How to Make Dilutions

By Contributing Writer

Learning how to perform a dilution correctly in chemistry or microbiology class will improve your laboratory techniques and ensure results that are more accurate. These science classes require different dilution techniques and not everyone knows a difference exists. Use these dilution methods during your next laboratory experiment and watch your yields or counts improve.

Use volumetric glassware when doing dilutions for chemistry or analytical methods. Serological pipettes and graduated cylinders are fine for microbiology dilutions used to reduce micro levels to a countable number.

Begin with a liquid stock solution. This may be a straight liquid sample or a solution made from a powder or liquid, diluted to a known volume.

Make a chemistry or analytical dilution by taking a volumetric amount of a solution, using a volumetric pipette, into a volumetric flask of the desired final volume. For example, a 1 to 100 dilution in chemistry requires the use of a 1.0 mL volumetric pipette and a 100 mL volumetric flask. The final volume of the dilution will be 100 mL (1 mL of stock solution plus 99 mL of diluent, the solution used for diluting).

Perform a microbiology dilution by taking a serological pipette and measuring a volume of the stock solution into a beaker. Then add the diluent using a graduated cylinder and mix in the beaker. A 1 to 100 dilution in microbiology requires the addition of 1 mL of stock solution to 100 mL of diluent for a final volume of 101 mL.

Use the proper diluent identified in the method for the dilution. Liquids such as media, buffer and water are common microbiology diluents. Chemistry methods will specify diluents like solvents, acids, bases and water.

Swirl the flask halfway through the dilution to mix.
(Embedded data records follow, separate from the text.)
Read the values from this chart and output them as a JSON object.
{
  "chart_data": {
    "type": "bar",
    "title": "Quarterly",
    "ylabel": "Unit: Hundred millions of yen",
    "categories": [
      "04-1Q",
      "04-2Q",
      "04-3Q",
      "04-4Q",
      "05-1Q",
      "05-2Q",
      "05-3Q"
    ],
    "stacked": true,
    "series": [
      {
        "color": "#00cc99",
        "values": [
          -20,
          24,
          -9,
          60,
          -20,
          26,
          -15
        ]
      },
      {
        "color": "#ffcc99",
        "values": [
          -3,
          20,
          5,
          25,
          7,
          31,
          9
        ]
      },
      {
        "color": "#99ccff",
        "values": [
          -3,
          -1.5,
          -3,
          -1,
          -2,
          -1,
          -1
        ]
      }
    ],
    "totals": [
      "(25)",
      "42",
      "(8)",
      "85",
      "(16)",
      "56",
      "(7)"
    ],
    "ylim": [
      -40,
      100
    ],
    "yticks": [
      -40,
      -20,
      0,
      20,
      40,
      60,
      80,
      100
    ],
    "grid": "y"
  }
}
Then continue to add the remaining solution.

Use a dropper for adding the final amounts of diluent in small drops for an accurate final volume measurement.

Read the final volume by looking at the meniscus. View the meniscus by holding up the flask or beaker to eye level. The shape seen at the top of the liquid level that looks like a smile or upside-down umbrella is the meniscus. The bottom, not the sides that stretch up the sides of the glass, of the meniscus in the center should line up with the line drawn on the flask for an accurate measurement.

Add a magnetic stir bar to the final dilution and place on a stir plate to mix. Alternatively, stopper the flask and swirl, then hold the stopper on with the thumb and flip the flask upside down and back several times to mix.

Perform a serial dilution, which are a series of dilutions, when the final volume is a large value like 10,000 mL, for example. In this case, make a 1 mL to 100 mL dilution first and from that solution take another 1 mL into another 100 mL. The final solution is a 1 to 10,000 mL (100 mL x 100 mL) dilution.

Perform acid dilutions differently by adding a little water in the flask before adding the smaller volume of acid. Dilute to volume as normally required.


Label dilutions properly for easy identification Do no replace liquid lost during mixing. This additional volume of liquid reduces the accuracy of the dilution.


Always add acid to water. Adding water to acid results in violent reactions and can cause serious injury. Use a pipette bulb and stay away from the older practice of mouth pipetting.